Pegasus’u diğer espiyonaj yazılımlarından ayıran en önemli fark ise bu yazılımın bir nevi “self-destruction” (kendini imha etme) niteliğine sahip olmasıdır. Bu kapsamda Pegasus; ABD, Rusya, Çin, İsrail ve İran’ın sınırları içerisine girdiğinde kendini imha edebilmektedir. Bununla birlikte günümüzde 45 ülkede kullanımda olduğu iddia edilen Pegasus’un, yine Tel Aviv yönetiminin talebi kapsamında söz konusu beş ülkeye satışının da yasak olduğu ileri sürülmektedir.
Öte yandan Pegasus’un, bulaştığı cep telefonlarında; telefon çağrılarını dinleyebildiği (görüşmelerin anlık olarak dinlenmesi ve kaydedilmesi), kamera ve mikrofonların anlık olarak çevreden ses ve görüntü alınmasını sağladığı, metin mesajlarına, e-postalara ve chat uygulamalarına eriştiği, rehberde kayıtlı kişi bilgilerine, konum bilgilerine ve dosya transferlerine ulaştığı da ileri sürülmektedir. Bu imkan ve kabiliyetleri dikkate alındığında, Pegasus espiyonaj yazılımının etkinliğinin tartışmasız olduğu da bir gerçektir.

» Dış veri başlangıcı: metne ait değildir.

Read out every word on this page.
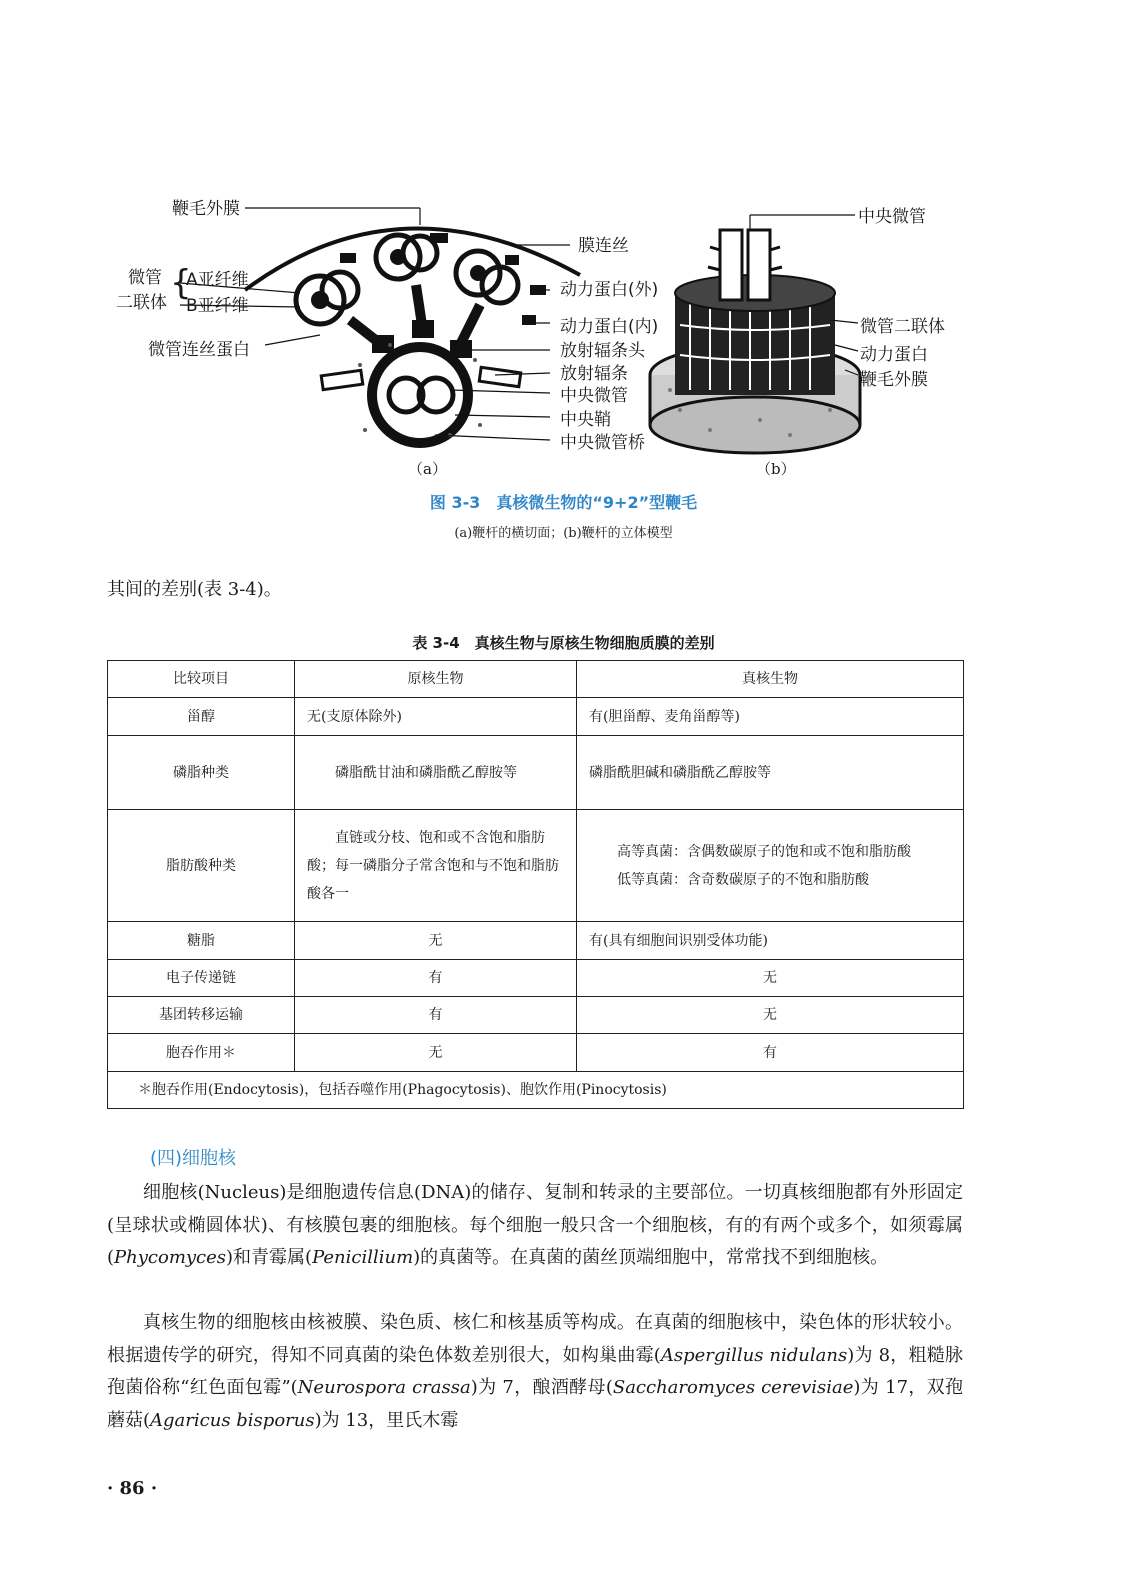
鞭毛外膜
微管
二联体 {
A亚纤维
B亚纤维
微管连丝蛋白
膜连丝
动力蛋白(外)
动力蛋白(内)
放射辐条头
放射辐条
中央微管
中央鞘
中央微管桥
中央微管
微管二联体
动力蛋白
鞭毛外膜
（a）	（b）
图 3-3　真核微生物的“9+2”型鞭毛
(a)鞭杆的横切面；(b)鞭杆的立体模型
其间的差别(表 3-4)。
表 3-4　真核生物与原核生物细胞质膜的差别
比较项目	原核生物	真核生物
甾醇	无(支原体除外)	有(胆甾醇、麦角甾醇等)
磷脂种类	磷脂酰甘油和磷脂酰乙醇胺等	磷脂酰胆碱和磷脂酰乙醇胺等
脂肪酸种类	直链或分枝、饱和或不含饱和脂肪酸；每一磷脂分子常含饱和与不饱和脂肪酸各一	高等真菌：含偶数碳原子的饱和或不饱和脂肪酸
低等真菌：含奇数碳原子的不饱和脂肪酸

糖脂	无	有(具有细胞间识别受体功能)
电子传递链	有	无
基团转移运输	有	无
胞吞作用＊	无	有
＊胞吞作用(Endocytosis)，包括吞噬作用(Phagocytosis)、胞饮作用(Pinocytosis)		
(四)细胞核
细胞核(Nucleus)是细胞遗传信息(DNA)的储存、复制和转录的主要部位。一切真核细胞都有外形固定(呈球状或椭圆体状)、有核膜包裹的细胞核。每个细胞一般只含一个细胞核，有的有两个或多个，如须霉属(Phycomyces)和青霉属(Penicillium)的真菌等。在真菌的菌丝顶端细胞中，常常找不到细胞核。
真核生物的细胞核由核被膜、染色质、核仁和核基质等构成。在真菌的细胞核中，染色体的形状较小。根据遗传学的研究，得知不同真菌的染色体数差别很大，如构巢曲霉(Aspergillus nidulans)为 8，粗糙脉孢菌俗称“红色面包霉”(Neurospora crassa)为 7，酿酒酵母(Saccharomyces cerevisiae)为 17，双孢蘑菇(Agaricus bisporus)为 13，里氏木霉
· 86 ·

Pegasus ile dünya genelinde bugüne kadar 50 bin kişinin takip edildiği de açık kaynaklarda speküle edilmekte. Türkiye’de ise 2018’de vahşice öldürülen Cemal Kaşıkçı’nın yanısıra Kaşıkçı’nın arkadaşı gazeteci Ömer Abdülaziz, eski eşi El Atr ve nişanlısı Hatice Cengiz ile Kaşıkçı cinayetini soruşturan eski İstanbul Cumhuriyet Başsavcısı İrfan Fidan, AK Parti Genel Başkan Danışmanı Yasin Aktay ve gazeteci Turan Kışlakçı’nın mobil cihazlarının takip edildiği bu spekülasyonlar arasında yer almaktadır. Dünya genelinde ise Pegasus tarafından Fransa Cumhurbaşkanı Emmanuel Macron, Pakistan Başbakanı İmran Khan gibi onlarca üst düzey devlet görevlisinin, gazetecilerin, aktivistlerin ve akademisyenlerin hedef alındığı iddia edilmektedir.